Fibre rich foods keeps the digestive system in good working order helps prevent a lot of lifestyle driven dieseases, and is packed with protiens and minerals. Its also important that one gradually increases the fibre intake and should be followed by a substantial increase in fluid intake, in order to assist the body to assimilate the fibre consumed.

Adai can be rehashed to include onions, or minus onions to include cabbage, or for those who find the aroma of cooked cabbage unagreeable, corriander and spinach, brocolli and collards etc. I also add two spoons of flax powder, which acts as a catalyst in increasing the fibre, but does not alter the taste even a wee bit.

This is a version with Oats, flax and onions.
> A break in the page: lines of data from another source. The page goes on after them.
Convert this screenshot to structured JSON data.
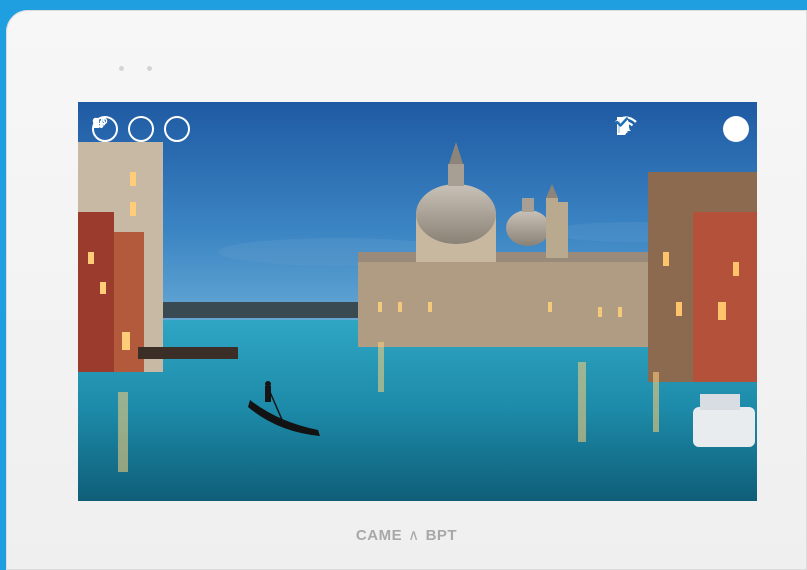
{
  "device": {
    "brand_left": "CAME",
    "brand_symbol": "∧",
    "brand_right": "BPT"
  },
  "left_icons": [
    {
      "name": "intercom-call-icon"
    },
    {
      "name": "voicemail-icon"
    },
    {
      "name": "door-lock-icon"
    }
  ],
  "right_icons": [
    {
      "name": "bell-icon"
    },
    {
      "name": "door-icon"
    },
    {
      "name": "wifi-icon"
    },
    {
      "name": "check-icon"
    }
  ],
  "colors": {
    "background": "#1f9fe0",
    "icon": "#ffffff",
    "check_mark": "#1f6fb0"
  }
}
Onion,Oats and flax Adai with Tomato Thokku.
Onion,Oats and flax Adai with Tomato Thokku.

INGREDIENTS:

Idli Rice/Boiled Rice          – 1 cup.

Bengal Gram                           – 1/2 cup.

Toor Dhal                                 – 1/2 cup.

Red Chillis                                 – 6 or 7.

Curry Leaves                           – 6 or 7.

Oats Old fashioned                – 1/2 cup

Flax Seed Powder                   – 2 tsp.

Salt                                                – 1 and 1/2 tsp – 2tsp accd to taste

Corriander                                  – 1/4 cup.

Hing                                               – A pinch.

Onions chopped                       – 1.

PREPARATION:

  • Soak the boiled rice,  and the dhals seperately and to this add the seven red chillis; Allow to soak for 3 hours. Add the oats to soak for ten minutes only.
  • Grind the rice, dhals, oats,red chillis, salt, hing, curry leaves and corriander to a coarse batter. The batter should be almost 80% ground, but not to a smooth paste. Do not make the batter watery – grind the batter with around 1/2 cup of water.
  • Keep the batter ready and add some  more chopped curry leaves for added flavour.
  • If the batter is a little too thick, feel free to add a little water to make it in to a consistency easy to make in to a dosa form.
  • Keep the tava on the stove and when hot, grease with gingely oil.
  • Pour the batter on the tava, and circle to form a thick dosa. Make a little hole in the middle of the adai, with your dosa turner and pour some oil to allow uniform cooking. We do this, as the adai is packed with pulses, which needs to be cooked well.
  • Immediately add the chopped onion pieces.
  • When done on one side, turn over to cook on the other. Keep the stove on a medium flame.
  • Serve HOT with Avial or Tomato Thokku.

HINT:

  • Vary the taste of the adai to include onions when you grind to get a light flavourful onion adai.
  • Cook the adai with chopped cabbage for a healthy alternative.
  • You can also soak soya beans, green gram dhals etc to vary the nutrition and taste.

Sending piping hot adais to Meetha`s Monthly Mingle – Ravishing Rice.